CAS In The News


Getting the Drift
Growth, Value Benchmarks: Is the Tail Wagging the Dog?

Edited by Robin Goldwyn Blumenthal
Barron's, March 1, 2004
 



Remember how value managers grumbled during the dot.com boom that they were being unfairly punished for sticking to a value discipline and underperforming against growth-infested benchmarks?

Turns out that wasn't just sour grapes. A study last week in the Journal of Investment Consulting concludes there is an underlying "flaw" in the structure of some indexes that forces all stocks within their universe into either growth or value subsets, regardless of whether they fit those profiles. And this can "contaminate" the performance of either subset.

Authors Dorla Evans, a finance professor at the University of Alabama in Huntsville, and Kenneth Scislaw, head of consultant Scislaw Capital, say dividing the indexes by equal market capitalization muddies the waters for "pure" managers who are measured against the benchmarks.

Though managers had complained of the problem, "there's a difference between intuitively knowing and seeing it in black and white," Evans says. Relative-value benchmarks emerged, but Scislaw says they include growth-type stocks and aren't "a reflection of a legitimate, well recognized methodology, but seem to have created a methodology."

The authors looked at several indexes, including the Standard & Poor's Barra index and the Wilshire Large Cap and Target Series indexes, and concluded that the Target, because it classifies stocks based on an independent definition of growth and value, better differentiates the two.

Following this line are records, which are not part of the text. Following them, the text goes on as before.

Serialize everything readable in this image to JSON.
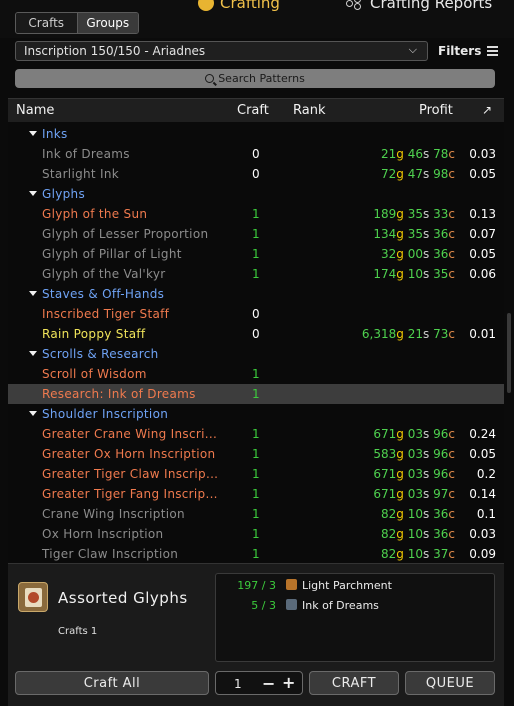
{
  "topbar": {
    "seg_crafts": "Crafts",
    "seg_groups": "Groups",
    "tab_crafting": "Crafting",
    "tab_reports": "Crafting Reports"
  },
  "profession_dropdown": {
    "value": "Inscription 150/150 - Ariadnes"
  },
  "filters_label": "Filters",
  "search": {
    "placeholder": "Search Patterns"
  },
  "columns": {
    "name": "Name",
    "craft": "Craft",
    "rank": "Rank",
    "profit": "Profit",
    "sort_glyph": "↗"
  },
  "rows": [
    {
      "type": "category",
      "name": "Inks"
    },
    {
      "type": "item",
      "name": "Ink of Dreams",
      "color": "gray",
      "craft": "0",
      "gold": "21",
      "silver": "46",
      "copper": "78",
      "rank": "0.03"
    },
    {
      "type": "item",
      "name": "Starlight Ink",
      "color": "gray",
      "craft": "0",
      "gold": "72",
      "silver": "47",
      "copper": "98",
      "rank": "0.05"
    },
    {
      "type": "category",
      "name": "Glyphs"
    },
    {
      "type": "item",
      "name": "Glyph of the Sun",
      "color": "orange",
      "craft": "1",
      "gold": "189",
      "silver": "35",
      "copper": "33",
      "rank": "0.13"
    },
    {
      "type": "item",
      "name": "Glyph of Lesser Proportion",
      "color": "gray",
      "craft": "1",
      "gold": "134",
      "silver": "35",
      "copper": "36",
      "rank": "0.07"
    },
    {
      "type": "item",
      "name": "Glyph of Pillar of Light",
      "color": "gray",
      "craft": "1",
      "gold": "32",
      "silver": "00",
      "copper": "36",
      "rank": "0.05"
    },
    {
      "type": "item",
      "name": "Glyph of the Val'kyr",
      "color": "gray",
      "craft": "1",
      "gold": "174",
      "silver": "10",
      "copper": "35",
      "rank": "0.06"
    },
    {
      "type": "category",
      "name": "Staves & Off-Hands"
    },
    {
      "type": "item",
      "name": "Inscribed Tiger Staff",
      "color": "orange",
      "craft": "0",
      "gold": "",
      "silver": "",
      "copper": "",
      "rank": ""
    },
    {
      "type": "item",
      "name": "Rain Poppy Staff",
      "color": "yellow",
      "craft": "0",
      "gold": "6,318",
      "silver": "21",
      "copper": "73",
      "rank": "0.01"
    },
    {
      "type": "category",
      "name": "Scrolls & Research"
    },
    {
      "type": "item",
      "name": "Scroll of Wisdom",
      "color": "orange",
      "craft": "1",
      "gold": "",
      "silver": "",
      "copper": "",
      "rank": ""
    },
    {
      "type": "item",
      "name": "Research: Ink of Dreams",
      "color": "orange",
      "craft": "1",
      "gold": "",
      "silver": "",
      "copper": "",
      "rank": "",
      "selected": true
    },
    {
      "type": "category",
      "name": "Shoulder Inscription"
    },
    {
      "type": "item",
      "name": "Greater Crane Wing Inscri...",
      "color": "orange",
      "craft": "1",
      "gold": "671",
      "silver": "03",
      "copper": "96",
      "rank": "0.24"
    },
    {
      "type": "item",
      "name": "Greater Ox Horn Inscription",
      "color": "orange",
      "craft": "1",
      "gold": "583",
      "silver": "03",
      "copper": "96",
      "rank": "0.05"
    },
    {
      "type": "item",
      "name": "Greater Tiger Claw Inscrip...",
      "color": "orange",
      "craft": "1",
      "gold": "671",
      "silver": "03",
      "copper": "96",
      "rank": "0.2"
    },
    {
      "type": "item",
      "name": "Greater Tiger Fang Inscrip...",
      "color": "orange",
      "craft": "1",
      "gold": "671",
      "silver": "03",
      "copper": "97",
      "rank": "0.14"
    },
    {
      "type": "item",
      "name": "Crane Wing Inscription",
      "color": "gray",
      "craft": "1",
      "gold": "82",
      "silver": "10",
      "copper": "36",
      "rank": "0.1"
    },
    {
      "type": "item",
      "name": "Ox Horn Inscription",
      "color": "gray",
      "craft": "1",
      "gold": "82",
      "silver": "10",
      "copper": "36",
      "rank": "0.03"
    },
    {
      "type": "item",
      "name": "Tiger Claw Inscription",
      "color": "gray",
      "craft": "1",
      "gold": "82",
      "silver": "10",
      "copper": "37",
      "rank": "0.09"
    }
  ],
  "recipe": {
    "title": "Assorted Glyphs",
    "crafts": "Crafts 1",
    "mats": [
      {
        "qty": "197 / 3",
        "name": "Light Parchment",
        "icon": "parchment-icon",
        "icon_color": "#b8742a"
      },
      {
        "qty": "5 / 3",
        "name": "Ink of Dreams",
        "icon": "ink-icon",
        "icon_color": "#5a6a7a"
      }
    ]
  },
  "actions": {
    "craft_all": "Craft All",
    "quantity": "1",
    "minus": "−",
    "plus": "+",
    "craft": "CRAFT",
    "queue": "QUEUE"
  }
}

Barra had no comment. David Blitzer, chairman of S&P's index committee, notes his company has the S&P Citigroup U.S. Broad Market Index,  which divides growth and value by a series of measures, for active managers. For passive managers, and others, he says the S&P Barra works very well indeed. Steven Foresti, a managing director of Wilshire, says characterising indexes as have "a mathematical flaw almost suggests there were errors made in the algorithms or algebra, rather than it being a consequence of having these neutral stocks" around the middle of the continuum. "That is the exact reason we have two series."